= Deborah Smith (novelist) =

American novelist

Deborah Smith is the New York Times bestselling author of more than 35 novels in romance and women's fiction. Her books include 21 series romances under her real name and under two pen names (Jackie Leigh and Jacquelyn Lennox). Her bigger novels include Miracle, Blue Willow, Silk and Stone, A Place To Call Home, When Venus Fell, On Bear Mountain, Charming Grace, Sweet Hush, The Stone Flower Garden, Alice at Heart, Diary of a Radical Mermaid, The Crossroads Cafe, A Gentle Rain, and Solomon's Seal: Discovery.

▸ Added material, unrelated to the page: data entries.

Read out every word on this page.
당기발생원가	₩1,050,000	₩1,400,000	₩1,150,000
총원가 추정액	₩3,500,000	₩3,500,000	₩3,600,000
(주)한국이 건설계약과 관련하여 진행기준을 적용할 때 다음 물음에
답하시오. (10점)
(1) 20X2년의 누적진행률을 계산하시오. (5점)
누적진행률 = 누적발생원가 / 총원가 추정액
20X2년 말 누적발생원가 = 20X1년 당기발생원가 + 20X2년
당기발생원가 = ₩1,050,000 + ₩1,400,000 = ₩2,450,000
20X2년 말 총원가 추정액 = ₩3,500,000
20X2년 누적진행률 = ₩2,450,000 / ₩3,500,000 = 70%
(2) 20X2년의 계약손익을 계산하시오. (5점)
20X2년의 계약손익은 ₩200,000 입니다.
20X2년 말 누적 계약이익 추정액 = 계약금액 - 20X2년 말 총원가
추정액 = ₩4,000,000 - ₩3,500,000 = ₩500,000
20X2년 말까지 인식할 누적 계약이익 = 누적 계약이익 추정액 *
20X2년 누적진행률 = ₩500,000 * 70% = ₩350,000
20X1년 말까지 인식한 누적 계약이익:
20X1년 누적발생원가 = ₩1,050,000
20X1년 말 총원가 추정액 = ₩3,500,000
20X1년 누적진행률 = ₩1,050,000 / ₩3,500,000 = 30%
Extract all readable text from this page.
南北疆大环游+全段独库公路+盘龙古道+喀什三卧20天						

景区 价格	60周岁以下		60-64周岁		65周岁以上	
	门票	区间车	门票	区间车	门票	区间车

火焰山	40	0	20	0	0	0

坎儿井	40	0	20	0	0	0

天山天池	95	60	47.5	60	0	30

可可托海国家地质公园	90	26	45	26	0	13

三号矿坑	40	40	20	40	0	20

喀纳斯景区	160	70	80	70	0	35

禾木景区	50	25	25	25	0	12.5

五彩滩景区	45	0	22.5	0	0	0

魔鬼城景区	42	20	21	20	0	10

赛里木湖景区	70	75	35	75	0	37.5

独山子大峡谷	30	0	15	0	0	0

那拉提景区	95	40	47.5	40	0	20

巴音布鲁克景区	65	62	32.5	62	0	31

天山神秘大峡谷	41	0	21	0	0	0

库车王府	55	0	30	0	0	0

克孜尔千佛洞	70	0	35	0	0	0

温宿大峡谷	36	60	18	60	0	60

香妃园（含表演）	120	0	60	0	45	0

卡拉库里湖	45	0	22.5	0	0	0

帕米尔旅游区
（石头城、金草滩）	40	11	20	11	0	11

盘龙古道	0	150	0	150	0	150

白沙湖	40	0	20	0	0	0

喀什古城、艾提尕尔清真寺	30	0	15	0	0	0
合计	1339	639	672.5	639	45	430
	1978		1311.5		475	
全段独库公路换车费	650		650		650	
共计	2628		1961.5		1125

A Gentle Rain was a Romance Writers of America RITA finalist in 2008. In 2004 Sweet Hush was optioned for film by the producers of The Princess Diaries.

Smith is also editorial director and a founding partner of BelleBooks, a small press (2000–present) co-owned by Smith, former RWA V.P. Debra Dixon, and veteran authors Sandra Chastain and Martha Shields Crockett. BelleBooks has currently published more than 400 novels and anthologies.

Smith's 2014 novels include The Biscuit Witch and The Pickle Queen, contemporary romances.
Deborah attended Lakeshore High School in College Park Georgia and was an avid horse woman.